Ons cultuurlandschap levert al sinds mensenheugenis energie aan de mensen, dus op zich is dat niet iets nieuws. We hebben hout gestookt, dierenmest verzameld, turf gewonnen, en we hebben bij de drooglegging van onze polders gebruik gemaakt van windenergie. De RCE heeft een speciale tijdlijn gemaakt die deze relatie tussen landschap, erfgoed en energie in een historisch perspectief plaatst. Zoals geschetst willen we die kennis over de veranderingen uit het verleden benutten voor de nieuwe opgaven. Maar hoe je dat vervolgens moet doen is best een zoektocht geweest. Want hoe passen grote windturbines in een historische omgeving? Kan dat überhaupt?

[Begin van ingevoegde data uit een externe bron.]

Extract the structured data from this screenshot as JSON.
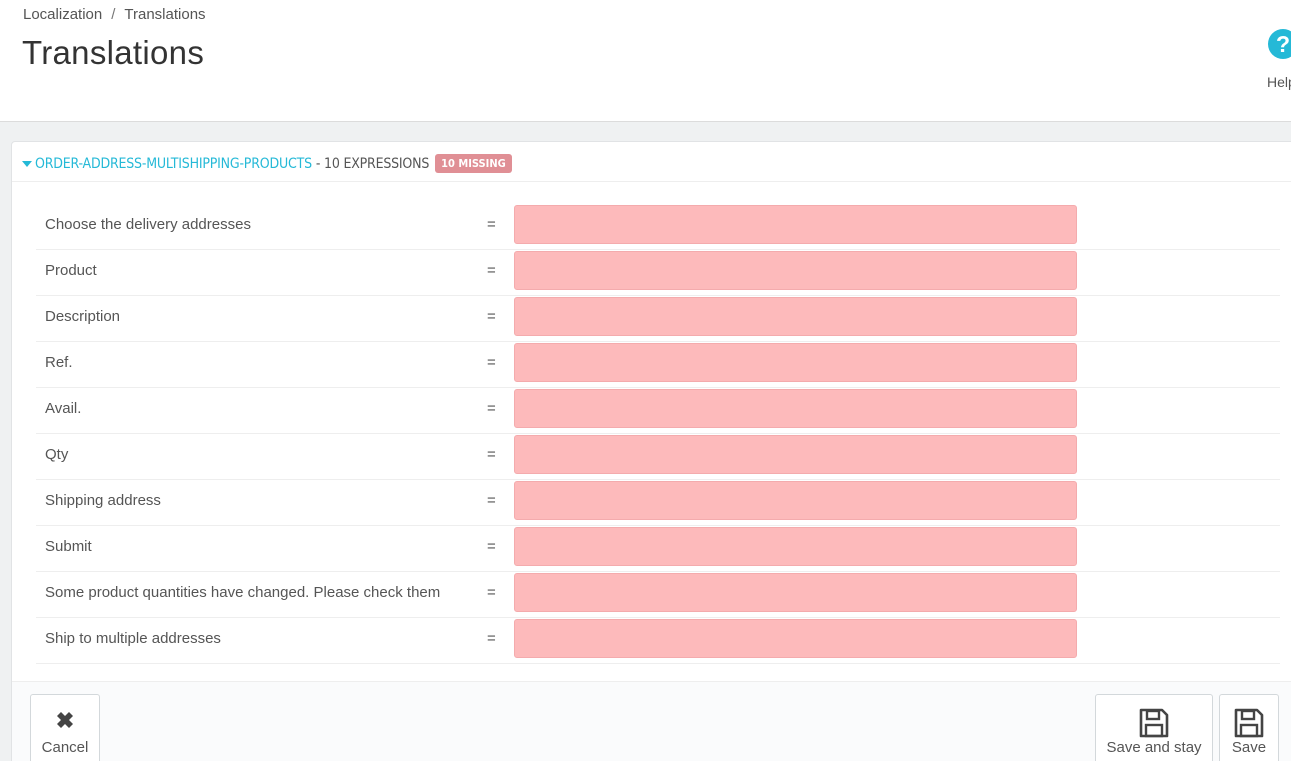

De energietransitie gaat over het verduurzamen van onze energievoorziening. Van fossiel naar hernieuwbaar. Die transitie heeft als nadeel dat de energiebronnen zon en wind veel ruimtebeslag bezitten. We hebben grote windparken op zee en land nodig, en de vraag is of we de zonnepanelen kunnen beperken tot de daken van huizen en bedrijfsgebouwen. Willen we de doelen die zijn gesteld halen, dan zal duurzame energie overal aanwezig zijn, dus ook in cultuurhistorische waardevolle landschappen, steden en dorpen.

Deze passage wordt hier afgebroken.